In electrical engineering, the process of circuit design can cover systems ranging from complex electronic systems down to the individual transistors within an integrated circuit. One person can often do the design process without needing a planned or structured design process for simple circuits. Still, teams of designers following a systematic approach with intelligently guided computer simulation are becoming increasingly common for more complex designs. In integrated circuit design automation, the term "circuit design" often refers to the step of the design cycle which outputs the schematics of the integrated circuit. Typically this is the step between logic design and physical design.
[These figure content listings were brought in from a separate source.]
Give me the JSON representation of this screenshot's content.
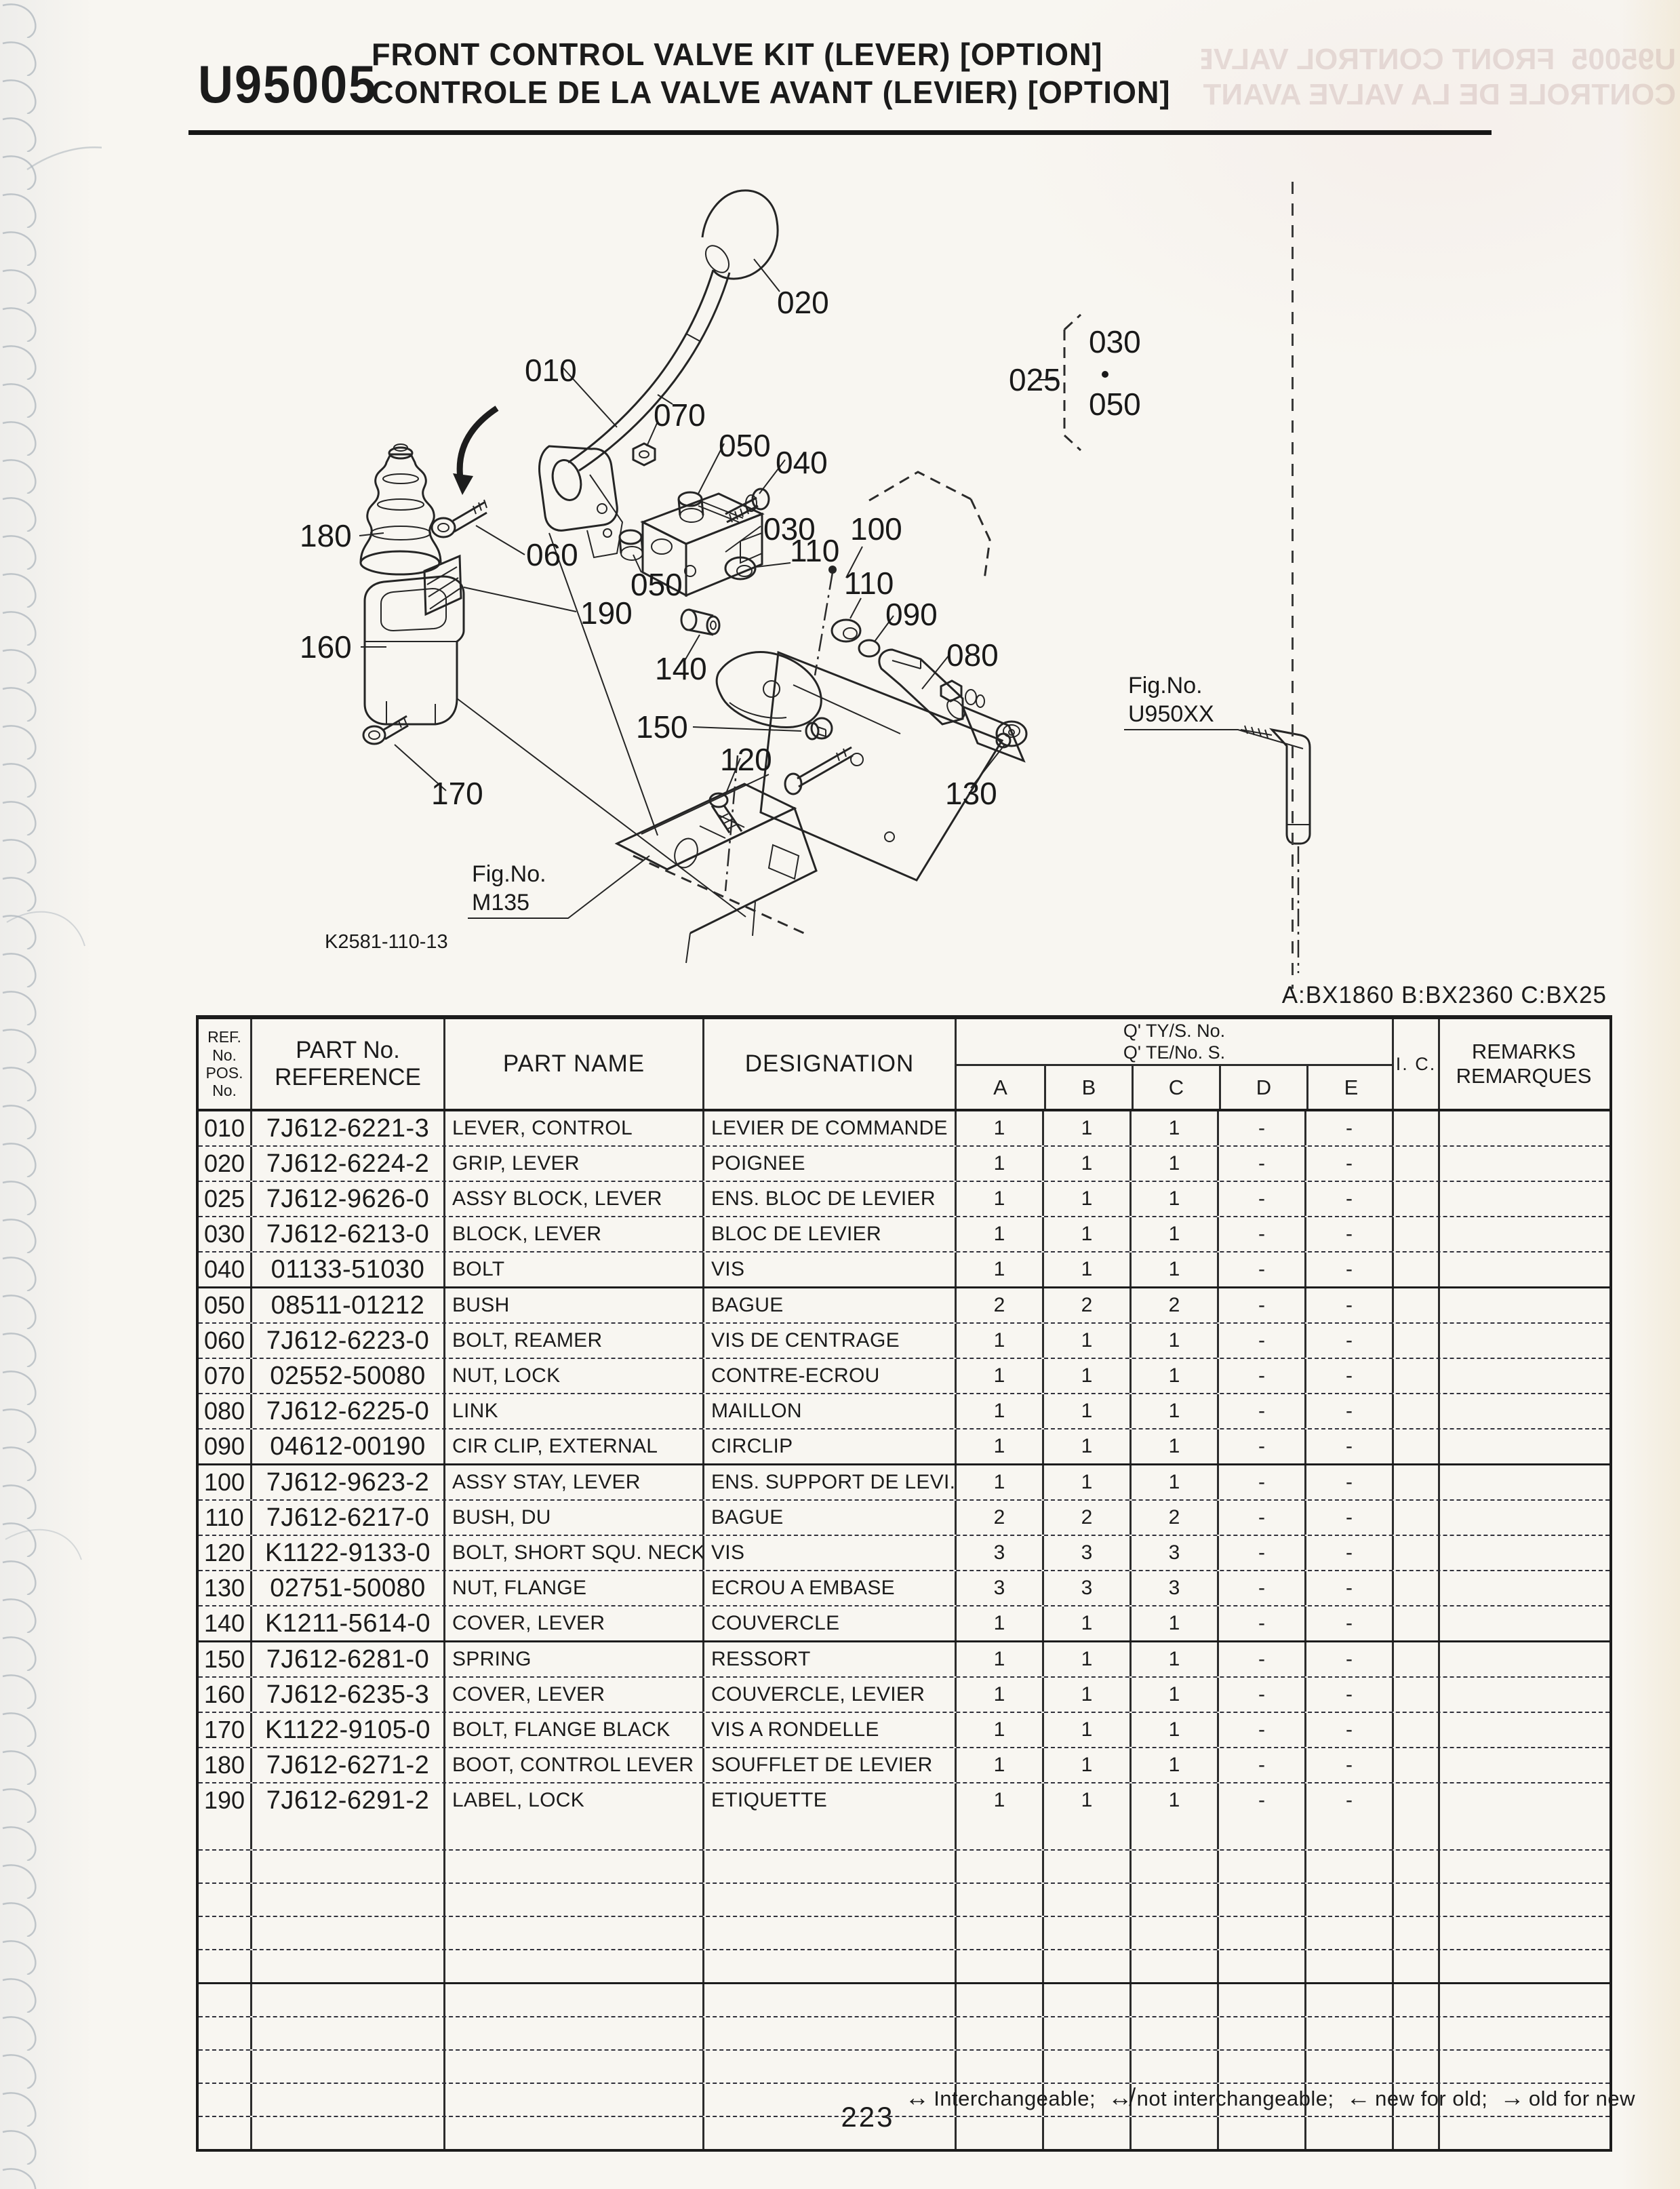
{
  "page": {
    "code": "U95005",
    "title_en": "FRONT CONTROL VALVE KIT (LEVER) [OPTION]",
    "title_fr": "CONTROLE DE LA VALVE AVANT (LEVIER) [OPTION]",
    "models_note": "A:BX1860 B:BX2360 C:BX25",
    "page_number": "223",
    "legend": [
      {
        "symbol": "↔",
        "text": "Interchangeable;"
      },
      {
        "symbol": "↮",
        "text": "not interchangeable;"
      },
      {
        "symbol": "←",
        "text": "new for old;"
      },
      {
        "symbol": "→",
        "text": "old for new"
      }
    ]
  },
  "diagram": {
    "drawing_code": "K2581-110-13",
    "fig_ref_label": "Fig.No.",
    "fig_ref_1": "U950XX",
    "fig_ref_2": "M135",
    "labels": {
      "c010": "010",
      "c020": "020",
      "c025": "025",
      "c030a": "030",
      "c030b": "030",
      "c040": "040",
      "c050a": "050",
      "c050b": "050",
      "c050c": "050",
      "c060": "060",
      "c070": "070",
      "c080": "080",
      "c090": "090",
      "c100": "100",
      "c110a": "110",
      "c110b": "110",
      "c120": "120",
      "c130": "130",
      "c140": "140",
      "c150": "150",
      "c160": "160",
      "c170": "170",
      "c180": "180",
      "c190": "190"
    }
  },
  "table": {
    "headers": {
      "ref_line1": "REF. No.",
      "ref_line2": "POS. No.",
      "part_line1": "PART No.",
      "part_line2": "REFERENCE",
      "part_name": "PART NAME",
      "designation": "DESIGNATION",
      "qty_line1": "Q' TY/S. No.",
      "qty_line2": "Q' TE/No. S.",
      "qty_cols": [
        "A",
        "B",
        "C",
        "D",
        "E"
      ],
      "ic": "I. C.",
      "remarks_line1": "REMARKS",
      "remarks_line2": "REMARQUES"
    },
    "empty_row_count": 10,
    "rows": [
      {
        "ref": "010",
        "part_no": "7J612-6221-3",
        "name": "LEVER, CONTROL",
        "designation": "LEVIER DE COMMANDE",
        "qty": {
          "A": "1",
          "B": "1",
          "C": "1",
          "D": "-",
          "E": "-"
        }
      },
      {
        "ref": "020",
        "part_no": "7J612-6224-2",
        "name": "GRIP, LEVER",
        "designation": "POIGNEE",
        "qty": {
          "A": "1",
          "B": "1",
          "C": "1",
          "D": "-",
          "E": "-"
        }
      },
      {
        "ref": "025",
        "part_no": "7J612-9626-0",
        "name": "ASSY BLOCK, LEVER",
        "designation": "ENS. BLOC DE LEVIER",
        "qty": {
          "A": "1",
          "B": "1",
          "C": "1",
          "D": "-",
          "E": "-"
        }
      },
      {
        "ref": "030",
        "part_no": "7J612-6213-0",
        "name": "BLOCK, LEVER",
        "designation": "BLOC DE LEVIER",
        "qty": {
          "A": "1",
          "B": "1",
          "C": "1",
          "D": "-",
          "E": "-"
        }
      },
      {
        "ref": "040",
        "part_no": "01133-51030",
        "name": "BOLT",
        "designation": "VIS",
        "qty": {
          "A": "1",
          "B": "1",
          "C": "1",
          "D": "-",
          "E": "-"
        }
      },
      {
        "ref": "050",
        "part_no": "08511-01212",
        "name": "BUSH",
        "designation": "BAGUE",
        "qty": {
          "A": "2",
          "B": "2",
          "C": "2",
          "D": "-",
          "E": "-"
        }
      },
      {
        "ref": "060",
        "part_no": "7J612-6223-0",
        "name": "BOLT, REAMER",
        "designation": "VIS DE CENTRAGE",
        "qty": {
          "A": "1",
          "B": "1",
          "C": "1",
          "D": "-",
          "E": "-"
        }
      },
      {
        "ref": "070",
        "part_no": "02552-50080",
        "name": "NUT, LOCK",
        "designation": "CONTRE-ECROU",
        "qty": {
          "A": "1",
          "B": "1",
          "C": "1",
          "D": "-",
          "E": "-"
        }
      },
      {
        "ref": "080",
        "part_no": "7J612-6225-0",
        "name": "LINK",
        "designation": "MAILLON",
        "qty": {
          "A": "1",
          "B": "1",
          "C": "1",
          "D": "-",
          "E": "-"
        }
      },
      {
        "ref": "090",
        "part_no": "04612-00190",
        "name": "CIR CLIP, EXTERNAL",
        "designation": "CIRCLIP",
        "qty": {
          "A": "1",
          "B": "1",
          "C": "1",
          "D": "-",
          "E": "-"
        }
      },
      {
        "ref": "100",
        "part_no": "7J612-9623-2",
        "name": "ASSY STAY, LEVER",
        "designation": "ENS. SUPPORT DE LEVI.",
        "qty": {
          "A": "1",
          "B": "1",
          "C": "1",
          "D": "-",
          "E": "-"
        }
      },
      {
        "ref": "110",
        "part_no": "7J612-6217-0",
        "name": "BUSH, DU",
        "designation": "BAGUE",
        "qty": {
          "A": "2",
          "B": "2",
          "C": "2",
          "D": "-",
          "E": "-"
        }
      },
      {
        "ref": "120",
        "part_no": "K1122-9133-0",
        "name": "BOLT, SHORT SQU. NECK",
        "designation": "VIS",
        "qty": {
          "A": "3",
          "B": "3",
          "C": "3",
          "D": "-",
          "E": "-"
        }
      },
      {
        "ref": "130",
        "part_no": "02751-50080",
        "name": "NUT, FLANGE",
        "designation": "ECROU A EMBASE",
        "qty": {
          "A": "3",
          "B": "3",
          "C": "3",
          "D": "-",
          "E": "-"
        }
      },
      {
        "ref": "140",
        "part_no": "K1211-5614-0",
        "name": "COVER, LEVER",
        "designation": "COUVERCLE",
        "qty": {
          "A": "1",
          "B": "1",
          "C": "1",
          "D": "-",
          "E": "-"
        }
      },
      {
        "ref": "150",
        "part_no": "7J612-6281-0",
        "name": "SPRING",
        "designation": "RESSORT",
        "qty": {
          "A": "1",
          "B": "1",
          "C": "1",
          "D": "-",
          "E": "-"
        }
      },
      {
        "ref": "160",
        "part_no": "7J612-6235-3",
        "name": "COVER, LEVER",
        "designation": "COUVERCLE, LEVIER",
        "qty": {
          "A": "1",
          "B": "1",
          "C": "1",
          "D": "-",
          "E": "-"
        }
      },
      {
        "ref": "170",
        "part_no": "K1122-9105-0",
        "name": "BOLT, FLANGE BLACK",
        "designation": "VIS A RONDELLE",
        "qty": {
          "A": "1",
          "B": "1",
          "C": "1",
          "D": "-",
          "E": "-"
        }
      },
      {
        "ref": "180",
        "part_no": "7J612-6271-2",
        "name": "BOOT, CONTROL LEVER",
        "designation": "SOUFFLET DE LEVIER",
        "qty": {
          "A": "1",
          "B": "1",
          "C": "1",
          "D": "-",
          "E": "-"
        }
      },
      {
        "ref": "190",
        "part_no": "7J612-6291-2",
        "name": "LABEL, LOCK",
        "designation": "ETIQUETTE",
        "qty": {
          "A": "1",
          "B": "1",
          "C": "1",
          "D": "-",
          "E": "-"
        }
      }
    ]
  }
}
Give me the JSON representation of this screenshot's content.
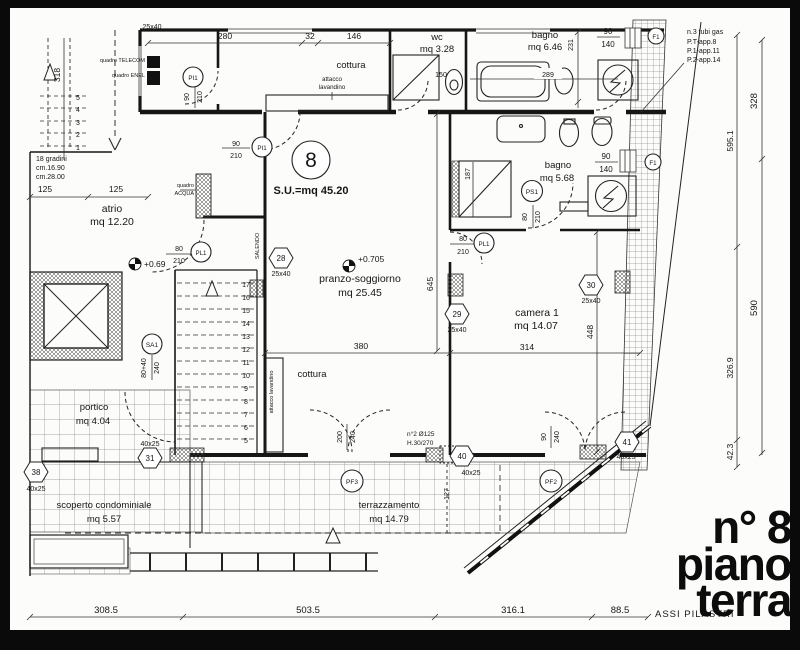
{
  "colors": {
    "ink": "#161616",
    "paper": "#fcfcfa",
    "frame": "#0a0a0a",
    "tile": "#8a8a8a"
  },
  "title": {
    "lines": [
      "n° 8",
      "piano",
      "terra"
    ]
  },
  "unit": {
    "number": "8",
    "surface": "S.U.=mq 45.20"
  },
  "rooms": {
    "atrio": {
      "label": "atrio",
      "area": "mq 12.20"
    },
    "wc": {
      "label": "wc",
      "area": "mq 3.28"
    },
    "bagno_top": {
      "label": "bagno",
      "area": "mq 6.46"
    },
    "bagno_mid": {
      "label": "bagno",
      "area": "mq 5.68"
    },
    "pranzo": {
      "label": "pranzo-soggiorno",
      "area": "mq 25.45"
    },
    "camera": {
      "label": "camera 1",
      "area": "mq 14.07"
    },
    "portico": {
      "label": "portico",
      "area": "mq 4.04"
    },
    "scoperto": {
      "label": "scoperto condominiale",
      "area": "mq 5.57"
    },
    "terrazzamento": {
      "label": "terrazzamento",
      "area": "mq 14.79"
    },
    "cottura_top": {
      "label": "cottura",
      "attacco": "attacco",
      "lavandino": "lavandino"
    },
    "cottura_mid": {
      "label": "cottura",
      "attacco": "attacco lavandino"
    }
  },
  "levels": {
    "atrio": "+0.69",
    "soggiorno": "+0.705",
    "terrazza": "127"
  },
  "doors": {
    "pi1_a": {
      "tag": "PI1",
      "w": "90",
      "h": "210"
    },
    "pi1_b": {
      "tag": "PI1",
      "w": "90",
      "h": "210"
    },
    "pl1_a": {
      "tag": "PL1",
      "w": "80",
      "h": "210"
    },
    "pl1_b": {
      "tag": "PL1",
      "w": "80",
      "h": "210"
    },
    "ps1": {
      "tag": "PS1",
      "w": "80",
      "h": "210"
    },
    "sa1": {
      "tag": "SA1",
      "w": "80+40",
      "h": "240"
    },
    "pf3": {
      "tag": "PF3"
    },
    "pf2": {
      "tag": "PF2"
    },
    "f1_a": {
      "tag": "F1"
    },
    "f1_b": {
      "tag": "F1"
    },
    "french": {
      "w": "200",
      "h": "240"
    },
    "camera_door": {
      "w": "90",
      "h": "240"
    },
    "win_top": {
      "w": "90",
      "h": "140"
    },
    "win_mid": {
      "w": "90",
      "h": "140"
    }
  },
  "pillars": {
    "p27": {
      "size": "25x40"
    },
    "p28": {
      "id": "28",
      "size": "25x40"
    },
    "p29": {
      "id": "29",
      "size": "25x40"
    },
    "p30": {
      "id": "30",
      "size": "25x40"
    },
    "p31": {
      "id": "31",
      "size": "40x25"
    },
    "p38": {
      "id": "38",
      "size": "40x25"
    },
    "p40": {
      "id": "40",
      "size": "40x25"
    },
    "p41": {
      "id": "41",
      "size": "40x25"
    }
  },
  "dims": {
    "top": [
      "280",
      "32",
      "146"
    ],
    "wc_inner": "150",
    "bagno_inner": "289",
    "bagno_depth": "231",
    "soggiorno_w": "380",
    "camera_w": "314",
    "soggiorno_h": "645",
    "camera_h": "448",
    "shower": "187",
    "stair_w1": "125",
    "stair_w2": "125",
    "stair_h": "318",
    "bottom": [
      "308.5",
      "503.5",
      "316.1",
      "88.5"
    ],
    "right_inner": [
      "595.1",
      "326.9",
      "42.3"
    ],
    "right_outer": [
      "328",
      "590"
    ]
  },
  "stairs": {
    "note1": "18 gradini",
    "note2": "cm.16.90",
    "note3": "cm.28.00",
    "salendo": "SALENDO",
    "numbers_main": [
      "17",
      "16",
      "15",
      "14",
      "13",
      "12",
      "11",
      "10",
      "9",
      "8",
      "7",
      "6",
      "5"
    ],
    "numbers_small": [
      "5",
      "4",
      "3",
      "2",
      "1"
    ]
  },
  "notes": {
    "gas": [
      "n.3 tubi gas",
      "P.T-app.8",
      "P.1-app.11",
      "P.2-app.14"
    ],
    "vent": [
      "n°2 Ø125",
      "H.30/270"
    ],
    "quadro_telecom": "quadro TELECOM",
    "quadro_enel": "quadro ENEL",
    "quadro_acqua_1": "quadro",
    "quadro_acqua_2": "ACQUA",
    "assi": "ASSI PILASTRI"
  }
}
Traditional circuit design usually involves several stages. Sometimes, a design specification is written after liaising with the customer. A technical proposal may be written to meet the requirements of the customer specification. The next stage involves synthesising on paper a schematic circuit diagram, an abstract electrical or electronic circuit that will meet the specifications. A calculation of the component values to meet the operating specifications under specified conditions should be made. Simulations may be performed to verify the correctness of the design.

A breadboard or other prototype version of the design for testing against specification may be built. It may involve making any alterations to the circuit to achieve compliance. A choice as to a method of construction and all the parts and materials to be used must be made. There is a presentation of component and layout information to draughtspersons and layout and mechanical engineers for prototype production. This is followed by the testing or type-testing several prototypes to ensure compliance with customer requirements. Usually, there is a signing and approval of the final manufacturing drawings, and there may be post-design services (obsolescence of components, etc.).

The process of circuit design begins with the specification, which states the functionality that the finished design must provide but does not indicate how it is to be achieved . The initial specification is a technically detailed description of what the customer wants the finished circuit to achieve and can include a variety of electrical requirements, such as what signals the circuit will receive, what signals it must output, what power supplies are available and how much power it is permitted to consume. The specification can (and normally does) also set some of the physical parameters that the design must meet, such as size, weight, moisture resistance, temperature range, thermal output, vibration tolerance, and acceleration tolerance.

As the design process progresses, the designer(s) will frequently return to the specification and alter it to take account of the progress of the design. This can involve tightening specifications that the customer has supplied and adding tests that the circuit must pass to be accepted. These additional specifications will often be used in the verification of a design. Changes that conflict with or modify the customer's original specifications will almost always have to be approved by the customer before they can be acted upon.

Correctly identifying the customer needs can avoid a condition known as 'design creep', which occurs in the absence of realistic initial expectations, and later by failing to communicate fully with the client during the design process. It can be defined in terms of its results; "at one extreme is a circuit with more functionality than necessary, and at the other is a circuit having an incorrect functionality".^[who?] Nevertheless, some changes can be expected. It is good practice to keep options open for as long as possible because it's easier to remove spare elements from the circuit later on than it is to put them in.

The design process involves moving from the specification at the start to a plan that contains all the information needed to be physically constructed at the end; this happens typically by passing through several stages, although in the straightforward circuit, it may be done in a single step. The process usually begins with the conversion of the specification into a block diagram of the various functions that the circuit must perform, at this stage the contents of each block are not considered, only what each block must do, this is sometimes referred to as a "black box" design. This approach allows the possibly highly complex task to be broken into smaller tasks either by tackled in sequence or divided amongst members of a design team.

Each block is then considered in more detail, still at an abstract stage, but with a lot more focus on the details of the electrical functions to be provided. At this or later stages, it is common to require a large amount of research or mathematical modeling into what is and is not feasible to achieve. The results of this research may be fed back into earlier stages of the design process, for example if it turns out one of the blocks cannot be designed within the parameters set for it, it may be necessary to alter other blocks instead. At this point, it is also common to start considering both how to demonstrate that the design does meet the specifications, and how it is to be tested ( which can include self diagnostic tools ).